A loucura na arte brasileira

A loucura na arte brasileira

A beleza da semana: a loucura na arte brasileira
Diferentemente de outros países, os hospitais psiquiátricos do Brasil tiveram forte presença no sistema artístico, com exposições notáveis ​​e notável influência na vanguarda.
Em diferentes momentos de sua história, a arte brasileira esteve ligada, de diferentes maneiras, aos hospícios psiquiátricos, nos quais se desenvolveram espaços inovadores de expressão artística e que tiveram exposições marcantes e até se traduziram em museus especializados que são referências mundiais.
O caminho começou com representações europeias, entre os séculos XVI e XIX, com uma primeira remessa focada em obras de Pieter Brueghel “o Velho”, William Hogarth, Théodore Géricault, Richard Dadd e Hugues Merle, que se debruçaram sobre como as pessoas com problemas mentais foram retratados. Na parte II, exploramos peças criadas a partir de histórias da Bíblia, da psicanálise, da literatura e da história, nas mãos de Franz Messerschmidt, William Blake, Millais, Repin e Sorolla, também tendo o século XIX como limite.

O Brasil é o segundo país neste sucinto mapeamento das expressões da “loucura” na região, depois de um artigo focado na Argentina, que abordou o trabalho de pintores e fotógrafos, como Mariette Lydis, Aída Carballo, Emilia Guitérrez, Sara Facio e Alicia D'Amico e Eduardo Gil.
É, sem dúvida, o país nesta parte do mundo onde se desenvolveu uma relação mais de ida e volta do que de observação, antropológica, e é por isso que esta nova remessa sobre abordagens da loucura se concentrará mais nos hospícios psiquiátricos, seus fundadores, e os artistas que vieram trabalhar neles ou buscam outra forma de entender a arte, numa dicotomia entre academicismo e liberdade.
Oficina de Artes do Juquery na década de 1950 (Acervo Alice Brill/Instituto Moreira Salles)
No início do século XX, a arte dos pacientes psiquiátricos começou a ganhar atenção através do trabalho do anatomopatologista, psiquiatra e intelectual brasileiro Osório César, que com sua abordagem inovadora da arte produzida em instituições psiquiátricas marcou um marco na relação entre a arte e psiquiatria no país.
Influenciado pelas teorias psicopatológicas europeias, César (1895-1979), que trabalhava como psiquiatra no Hospital Juquery, perto de São Paulo, fez uma abordagem diferente ao comparar a estética dos pacientes com a da vanguarda futurista.

César inspirou-se no livro paradigmático de Hans Prinzhorn, “Bildnerei des Geisteskranken” (Expressões da Loucura, 1922) para desenvolver uma perspectiva que ligasse a arte à psicanálise, uma vez que considerava que os trabalhos dos pacientes eram uma forma de “idolatria” que reflectia uma “atávica eco” dos fetiches ancestrais.

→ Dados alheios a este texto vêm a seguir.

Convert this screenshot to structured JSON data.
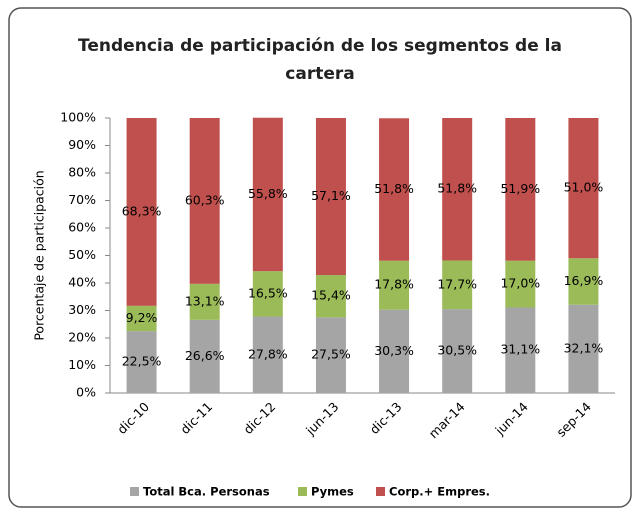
{
  "chart_data": {
    "type": "stacked_bar",
    "title": "Tendencia de participación de los segmentos de la cartera",
    "y_label": "Porcentaje de participación",
    "categories": [
      "dic-10",
      "dic-11",
      "dic-12",
      "jun-13",
      "dic-13",
      "mar-14",
      "jun-14",
      "sep-14"
    ],
    "series": [
      {
        "name": "Total Bca. Personas",
        "color": "#a5a5a5",
        "values": [
          22.5,
          26.6,
          27.8,
          27.5,
          30.3,
          30.5,
          31.1,
          32.1
        ],
        "value_labels": [
          "22,5%",
          "26,6%",
          "27,8%",
          "27,5%",
          "30,3%",
          "30,5%",
          "31,1%",
          "32,1%"
        ]
      },
      {
        "name": "Pymes",
        "color": "#9bbb59",
        "values": [
          9.2,
          13.1,
          16.5,
          15.4,
          17.8,
          17.7,
          17.0,
          16.9
        ],
        "value_labels": [
          "9,2%",
          "13,1%",
          "16,5%",
          "15,4%",
          "17,8%",
          "17,7%",
          "17,0%",
          "16,9%"
        ]
      },
      {
        "name": "Corp.+ Empres.",
        "color": "#c0504d",
        "values": [
          68.3,
          60.3,
          55.8,
          57.1,
          51.8,
          51.8,
          51.9,
          51.0
        ],
        "value_labels": [
          "68,3%",
          "60,3%",
          "55,8%",
          "57,1%",
          "51,8%",
          "51,8%",
          "51,9%",
          "51,0%"
        ]
      }
    ],
    "ylim": [
      0,
      100
    ],
    "yticks": [
      {
        "value": 0,
        "label": "0%"
      },
      {
        "value": 10,
        "label": "10%"
      },
      {
        "value": 20,
        "label": "20%"
      },
      {
        "value": 30,
        "label": "30%"
      },
      {
        "value": 40,
        "label": "40%"
      },
      {
        "value": 50,
        "label": "50%"
      },
      {
        "value": 60,
        "label": "60%"
      },
      {
        "value": 70,
        "label": "70%"
      },
      {
        "value": 80,
        "label": "80%"
      },
      {
        "value": 90,
        "label": "90%"
      },
      {
        "value": 100,
        "label": "100%"
      }
    ],
    "legend": "bottom",
    "grid": false
  }
}
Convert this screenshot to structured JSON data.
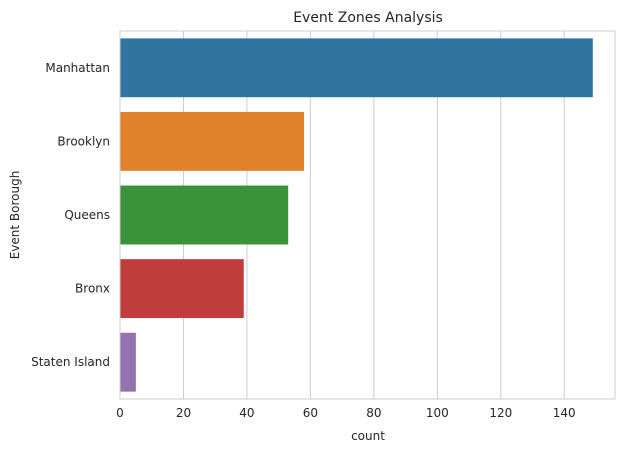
{
  "chart_data": {
    "type": "bar",
    "orientation": "horizontal",
    "title": "Event Zones Analysis",
    "xlabel": "count",
    "ylabel": "Event Borough",
    "categories": [
      "Manhattan",
      "Brooklyn",
      "Queens",
      "Bronx",
      "Staten Island"
    ],
    "values": [
      149,
      58,
      53,
      39,
      5
    ],
    "colors": [
      "#3274a1",
      "#e1812c",
      "#3a923a",
      "#c03d3e",
      "#9372b2"
    ],
    "xlim": [
      0,
      156
    ],
    "xticks": [
      0,
      20,
      40,
      60,
      80,
      100,
      120,
      140
    ],
    "grid": true,
    "legend": "none"
  }
}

Dessa forma, afastou-se da mera expressão de sintomas, sugerindo que a arte era um processo terapêutico em si, explicado em Arte, Clínica e Loucura: Território em mutação. São Paulo, de Elizabeth Lima.

O interesse de César pela arte dos pacientes o levou a reunir seus trabalhos e analisá-los no livro Expressão artística nos alienados: contribuição ao estudo dos símbolos na arte (1929), no qual comparou os desenhos das crianças do Juquery com arte “primitiva” e “futurista”, explorando a ideia de que a criação artística é uma necessidade humana fundamental para enfrentar o sofrimento. Neste contexto, a arte tornou-se uma ferramenta essencial para a vida dos reclusos, permitindo-lhes objectivar as suas alucinações e delírios. Assim, César promoveu a produção artística e estabeleceu conexões com a cena modernista paulista, especialmente com as da histórica Semana de Arte Moderna de 22.

Durante a década de 40 dirigiu a Escola Livre de Artes Plásticas, de onde promoveu mais de cinquenta exposições de desenhos e pinturas de seus internos, atraindo a atenção de artistas, críticos e escritores como Tarsila do Amaral, Niobe Xandó, Flávio de Carvalho -precursor da atuação não reconhecida -, Mário de Andrade, Lourival Gomes Machado e Quirino da Silva, entre outros.

O reconhecimento da importância da produção do “louco” pelos artistas modernistas motivou o projeto de um Salão de Arte dos Alienados no âmbito da Segunda Semana de Arte Moderna, previsto para 1942, mas que não se concretizou.